"Anyone who wants to understand contemporary Germany must read The Granddaughter now" -- Le Monde
"The great novel of German reunification" -- Le Figaro
From the bestselling author of The Reader, a striking exploration of the wounds of the past, told through the story of a German bookseller's attempt to connect with his radicalized granddaughter.

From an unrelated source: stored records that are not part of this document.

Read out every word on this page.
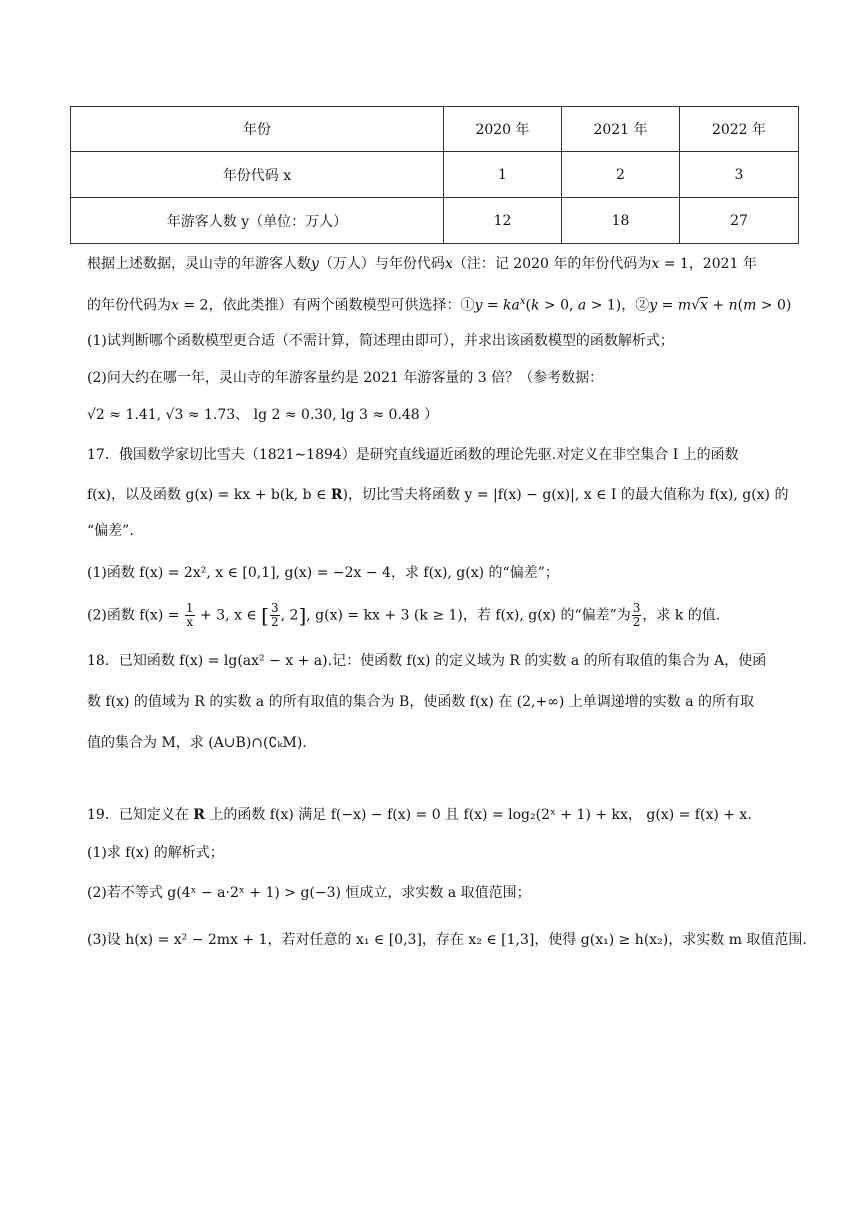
年份	2020 年	2021 年	2022 年
年份代码 x	1	2	3
年游客人数 y（单位：万人）	12	18	27
根据上述数据，灵山寺的年游客人数y（万人）与年份代码x（注：记 2020 年的年份代码为x = 1，2021 年
的年份代码为x = 2，依此类推）有两个函数模型可供选择：①y = $ka^x(k > 0$, a > 1)，②y = m√x + n(m > 0)
(1)试判断哪个函数模型更合适（不需计算，简述理由即可），并求出该函数模型的函数解析式；
(2)问大约在哪一年，灵山寺的年游客量约是 2021 年游客量的 3 倍？（参考数据：
√2 ≈ 1.41, √3 ≈ 1.73、 lg 2 ≈ 0.30, lg 3 ≈ 0.48 ）
17．俄国数学家切比雪夫（1821∼1894）是研究直线逼近函数的理论先驱.对定义在非空集合 I 上的函数
f(x)，以及函数 g(x) = kx + b(k, b ∈ R)，切比雪夫将函数 y = |f(x) − g(x)|, x ∈ I 的最大值称为 f(x), g(x) 的
“偏差”.
(1)函数 f(x) = 2x², x ∈ [0,1], g(x) = −2x − 4，求 f(x), g(x) 的“偏差”；
(2)函数 $f(x) = \frac{1}{x} + 3$, x ∈ [ $\frac{3}{2}$ , 2], g(x) = kx + 3 (k ≥ 1)，若 f(x), g(x) 的“偏差”为 $\frac{3}{2}$ ，求 k 的值.
18．已知函数 f(x) = lg(ax² − x + a).记：使函数 f(x) 的定义域为 R 的实数 a 的所有取值的集合为 A，使函
数 f(x) 的值域为 R 的实数 a 的所有取值的集合为 B，使函数 f(x) 在 (2,+∞) 上单调递增的实数 a 的所有取
值的集合为 M，求 (A∪B)∩(∁ₖM).
19．已知定义在 R 上的函数 f(x) 满足 f(−x) − f(x) = 0 且 f(x) = log₂(2ˣ + 1) + kx， g(x) = f(x) + x.
(1)求 f(x) 的解析式；
(2)若不等式 g(4ˣ − a·2ˣ + 1) > g(−3) 恒成立，求实数 a 取值范围；
(3)设 h(x) = x² − 2mx + 1，若对任意的 x₁ ∈ [0,3]，存在 x₂ ∈ [1,3]，使得 g(x₁) ≥ h(x₂)，求实数 m 取值范围.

It is only after the sudden death of his wife, Birgit, that Kaspar discovers the price she paid years earlier when she fled East Germany to join him: she had to abandon her baby. Shattered by grief, yet animated by a new hope, Kaspar closes up his bookshop in present day Berlin and sets off to find her lost child in the east.
His search leads him to a rural community of neo-Nazis, intent on reclaiming and settling ancestral lands to the East. Among them, Kaspar encounters Svenja, a woman whose eyes, hair, and even voice remind him of Birgit. Beside her is a red-haired, slouching, fifteen-year-old girl. His granddaughter? Their worlds could not be more different -- an ideological gulf of mistrust yawns between them -- but he is determined to accept her as his own.
More than twenty-five years after The Reader, Bernhard Schlink once again offers a masterfully gripping novel that powerfully probes the past's role in contemporary life, transporting us from the divided Germany of the 1960s to modern day Australia, and asking what unites or separates us.